[EM] another CR/Approval method
Kevin Venzke
stepjak at yahoo.fr
Wed Sep 24 16:20:02 PDT 2003
I probably shouldn't have tacked this method description onto a reply to
Gervase, and anyway I have a couple of corrections to make to it, so I'll
post it again:
I wrote:
> The voter gives ratings to the candidates.
> mark all candidates as "viable."
> i=0 (keeps track of iterations)
> while more than two candidates are marked "viable":
> Every ballot is converted to an approval ballot, by approving all candidates
> preferred to the average rating (on that ballot) of all viable candidates.
> i=i+1
> mark all candidates "viable" except the "i" approval losers, who are marked
> "not viable."
> Elect the approval winner of the last iteration.
First I want to point out that the approval tallies are not preserved between
iterations. Once we find the "i" approval losers, the tallies are thrown out.
Also, the approval ballots MAY approve candidates who are no longer viable,
and those candidates can become viable again.
Instead of "while more than two candidates," it should say "while more than
one candidate," because otherwise we never count the ballots when only two
candidates are marked "viable." In making this change, we can finish the method
description with "Elect the viable candidate," because there will only be
one.
Also, it would be sensible for the (artificial) approval ballots to give a half
vote to candidates who lie precisely on the average, since there's no justification
either way to approve or disapprove such candidates.
So the method definition should go:
> The voter gives ratings to the candidates.
> mark all candidates as "viable."
> i=0 (keeps track of iterations)
> while more than one candidate is marked "viable":
[OR: "while (numberofcandidates - i) > 1:"]

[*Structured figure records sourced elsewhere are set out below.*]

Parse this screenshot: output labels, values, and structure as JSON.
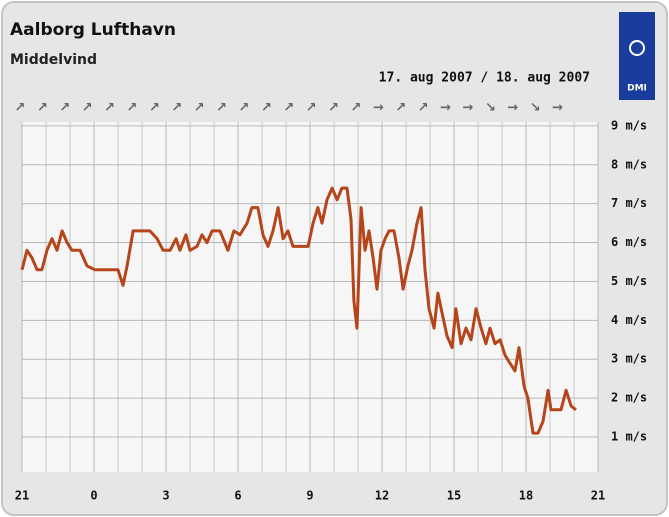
{
  "chart_data": {
    "type": "line",
    "title": "Aalborg Lufthavn",
    "subtitle": "Middelvind",
    "date_label": "17. aug 2007 / 18. aug 2007",
    "logo_text": "DMI",
    "directions": [
      "↗",
      "↗",
      "↗",
      "↗",
      "↗",
      "↗",
      "↗",
      "↗",
      "↗",
      "↗",
      "↗",
      "↗",
      "↗",
      "↗",
      "↗",
      "↗",
      "→",
      "↗",
      "↗",
      "→",
      "→",
      "↘",
      "→",
      "↘",
      "→"
    ],
    "x": [
      0,
      0.21,
      0.42,
      0.63,
      0.83,
      1.04,
      1.25,
      1.46,
      1.67,
      1.88,
      2.08,
      2.42,
      2.71,
      3.04,
      3.67,
      4.0,
      4.21,
      4.38,
      4.63,
      5.33,
      5.63,
      5.88,
      6.17,
      6.42,
      6.58,
      6.83,
      7.0,
      7.29,
      7.5,
      7.71,
      7.92,
      8.25,
      8.58,
      8.83,
      9.08,
      9.38,
      9.58,
      9.83,
      10.04,
      10.25,
      10.46,
      10.67,
      10.88,
      11.08,
      11.29,
      11.58,
      11.92,
      12.13,
      12.33,
      12.5,
      12.71,
      12.92,
      13.13,
      13.33,
      13.54,
      13.71,
      13.83,
      13.96,
      14.13,
      14.29,
      14.46,
      14.63,
      14.79,
      14.96,
      15.13,
      15.29,
      15.5,
      15.71,
      15.88,
      16.08,
      16.25,
      16.46,
      16.63,
      16.79,
      16.96,
      17.17,
      17.33,
      17.5,
      17.71,
      17.92,
      18.08,
      18.29,
      18.5,
      18.71,
      18.92,
      19.13,
      19.33,
      19.5,
      19.71,
      19.92,
      20.13,
      20.33,
      20.54,
      20.71,
      20.92,
      21.08,
      21.29,
      21.5,
      21.71,
      21.92,
      22.04,
      22.25,
      22.46,
      22.67,
      22.88,
      23.08
    ],
    "series": [
      {
        "name": "Middelvind",
        "color": "#b5451b",
        "values": [
          5.3,
          5.8,
          5.6,
          5.3,
          5.3,
          5.8,
          6.1,
          5.8,
          6.3,
          6.0,
          5.8,
          5.8,
          5.4,
          5.3,
          5.3,
          5.3,
          4.9,
          5.4,
          6.3,
          6.3,
          6.1,
          5.8,
          5.8,
          6.1,
          5.8,
          6.2,
          5.8,
          5.9,
          6.2,
          6.0,
          6.3,
          6.3,
          5.8,
          6.3,
          6.2,
          6.5,
          6.9,
          6.9,
          6.2,
          5.9,
          6.3,
          6.9,
          6.1,
          6.3,
          5.9,
          5.9,
          5.9,
          6.5,
          6.9,
          6.5,
          7.1,
          7.4,
          7.1,
          7.4,
          7.4,
          6.6,
          4.5,
          3.8,
          6.9,
          5.8,
          6.3,
          5.6,
          4.8,
          5.8,
          6.1,
          6.3,
          6.3,
          5.6,
          4.8,
          5.4,
          5.8,
          6.5,
          6.9,
          5.3,
          4.3,
          3.8,
          4.7,
          4.2,
          3.6,
          3.3,
          4.3,
          3.4,
          3.8,
          3.5,
          4.3,
          3.8,
          3.4,
          3.8,
          3.4,
          3.5,
          3.1,
          2.9,
          2.7,
          3.3,
          2.3,
          2.0,
          1.1,
          1.1,
          1.4,
          2.2,
          1.7,
          1.7,
          1.7,
          2.2,
          1.8,
          1.7
        ]
      }
    ],
    "xlim": [
      0,
      24
    ],
    "xticks": [
      {
        "value": 0,
        "label": "21"
      },
      {
        "value": 3,
        "label": "0"
      },
      {
        "value": 6,
        "label": "3"
      },
      {
        "value": 9,
        "label": "6"
      },
      {
        "value": 12,
        "label": "9"
      },
      {
        "value": 15,
        "label": "12"
      },
      {
        "value": 18,
        "label": "15"
      },
      {
        "value": 21,
        "label": "18"
      },
      {
        "value": 24,
        "label": "21"
      }
    ],
    "ylim": [
      0.1,
      9.1
    ],
    "yticks": [
      {
        "value": 1,
        "label": "1 m/s"
      },
      {
        "value": 2,
        "label": "2 m/s"
      },
      {
        "value": 3,
        "label": "3 m/s"
      },
      {
        "value": 4,
        "label": "4 m/s"
      },
      {
        "value": 5,
        "label": "5 m/s"
      },
      {
        "value": 6,
        "label": "6 m/s"
      },
      {
        "value": 7,
        "label": "7 m/s"
      },
      {
        "value": 8,
        "label": "8 m/s"
      },
      {
        "value": 9,
        "label": "9 m/s"
      }
    ],
    "grid": true
  }
}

> Every ballot is converted to an approval ballot, by approving all candidates
> preferred to the average rating (on that ballot) of all viable candidates,
> and giving half approval to candidates rated equal to that average rating.
> i=i+1
> mark all candidates "viable" except the "i" approval losers, who are marked
> "not viable."
> Discard all the approval votes.
[end of the while loop]
> Elect the only remaining "viable" candidate.
> The idea is that the voters begin in the dark when it comes to the odds, and
> initially probably approve too many candidates. But in each iteration, one
> more candidate is considered to have no odds. No one is eliminated, however.
>
> Personally I think such a method would be more stable than methods where the
> cutoff moves based on the rating of the current front-runner(s).
I think this method is similar in spirit to Forest's Max Power method. Instead
of merging less consequential ranks, though, it flags (and can unflag) failing
candidates.
I like the method because it resolves cycles by looking at ratings. Suppose the
(ranked) ballots are 40 ABC, 35 BCA, 25 CAB. Any of those three could win in this
CR method, depending on which factions were more or less willing to compromise.